With the government saying vets are 50 percent more likely to kill themselves than non-veterans, Reichbach is proud the center helps combat that statistic.

“We want to tackle the suicidal ideation before it even starts,” he said.

He concedes suicide prevention is easier because the center doesn’t accept clients who are homeless or have uncontrolled addictions.

“I wish we had the funding to tackle those issues,” he said.

The Grey Team’s program features an array of machines using infrared light, lasers and sound waves meant to relieve stress, heal mental and physical wounds and help the vets sleep without the use of pharmaceuticals. The program is run by a primary team of seven, including a medical director.

Drugs are overutilized in other veteran programs, such as those in medical centers that handle veterans affairs, called VA hospitals, often because “they have a budget and they have to spend it,” Reichbach said.

Ohio State University psychologist Craig Bryan, a former executive director of the National Center for Veterans Studies, said the successes of the Grey Team program are not surprising given the selective participant pool.

“They are selecting from a subgroup with less severe problems,” said Bryan, a former Air Force captain who now works with the VA.

His skepticism also extends to the effectiveness of the machines.

“To my knowledge, they’ve never been rigorously studied so it’s hard to know if they have any benefit at all and/or if they have side effects or cause harm,” Bryan said. “Exercise is a common feature of many therapies and treatments that have demonstrated efficacy for PTSD, depression and suicide risk.”

University researchers are collecting data that Reichbach said he believes will show his program’s treatments work.

Reichbach’s 93-year-old father, Ed, offers hugs and back slaps to everyone entering the Grey Team lobby. Sometimes the Army vet and former university professor drops to give 10 rapid-fire pushups — a demonstration to give older vets a jolt on their first visit.

“We have to get them in here, that’s the difficult part,” he said.

Upstairs in the center’s “safe space” community area, Navy vet Bill Tolle discussed his service as a meteorologist and oceanographer from 1983 to 1990. As a petty officer second-class stationed in Puerto Rico, Hawaii and Antarctica, he never experienced combat.
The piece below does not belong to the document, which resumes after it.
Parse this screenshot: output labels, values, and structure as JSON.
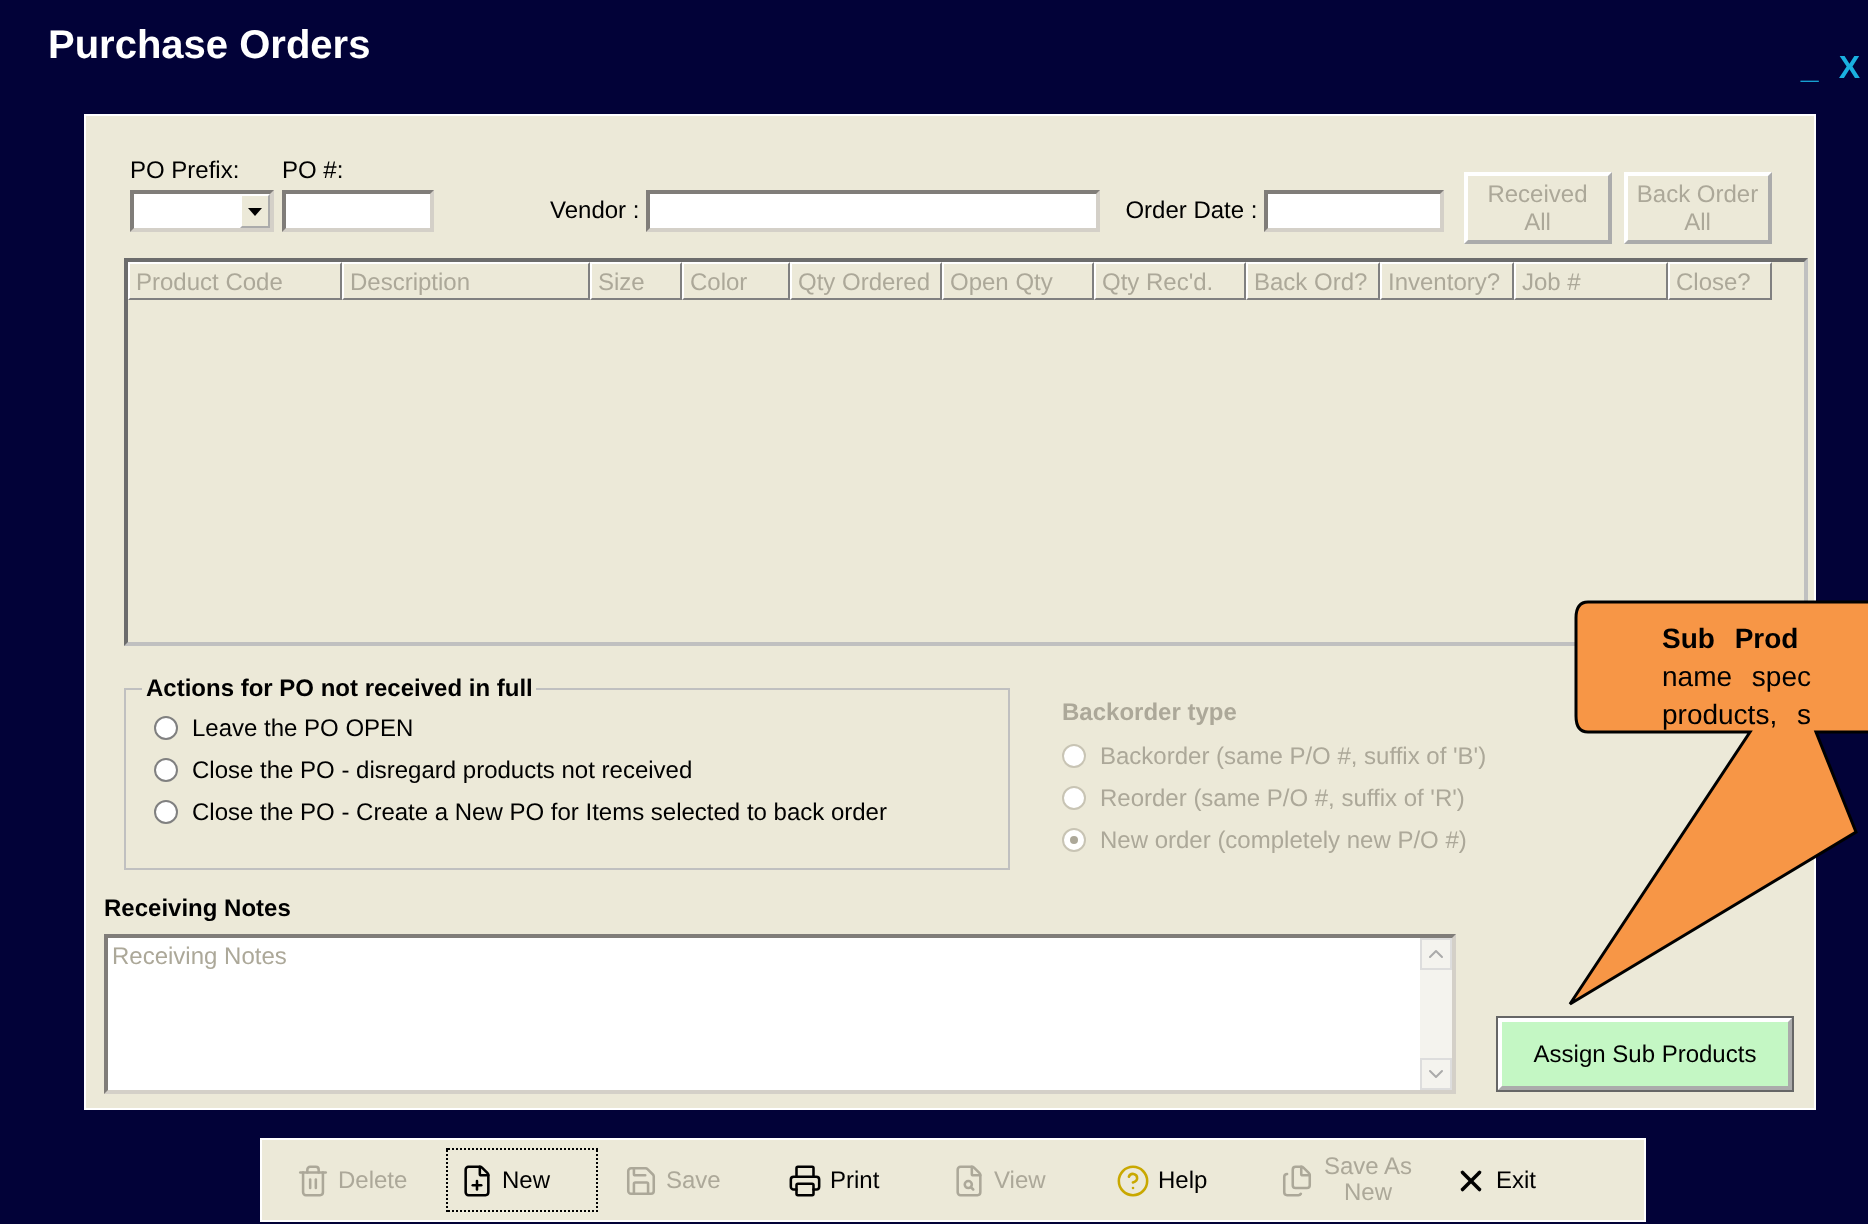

But in 1988, Tolle witnessed a plane crash at his Antarctic base that killed two people. A year later, he sustained a back injury in a helicopter crash. The back-to-back traumas left him with PTSD. He worked as a firefighter and then a registered nurse in an inner-city emergency room. His PTSD led to alcoholism.

“I really wasn’t familiar with what PTSD was. I always thought it was combat-related,” Tolle said. “For years I went untreated and it got progressively worse.”

He finally was diagnosed in 2016 but didn’t get treatment until 2020 through a residential VA program. He then lived at the Salvation Army, which introduced him to the Grey Team.

Tolle is a believer in the center’s machines.

“My thinking was foggy, at best. A lot of short-term memory stuff. I would forget. I can now think things through, resolve things,” he said. “My whole cognitive function is sharper.”

In the center’s gym, Kalfon talked about walking through Vietnam jungles still wet with Agent Orange, the herbicide sprayed by the U.S. from planes to kill the brush where enemy soldiers hid. It has been linked to veterans’ health problems.

His health began failing about seven years ago. First, a heart attack and quintuple bypass. Then the neurological problems. His health insurance agent told him about the Grey Team and he applied, seeing it as a last hope.

For about two months, Kalfon has been coming to the center three times weekly. He can now walk up stairs and has set a goal to jog 3 miles (5 kilometers).

“When I can do that,” he said, “I think I will have accomplished everything I need.”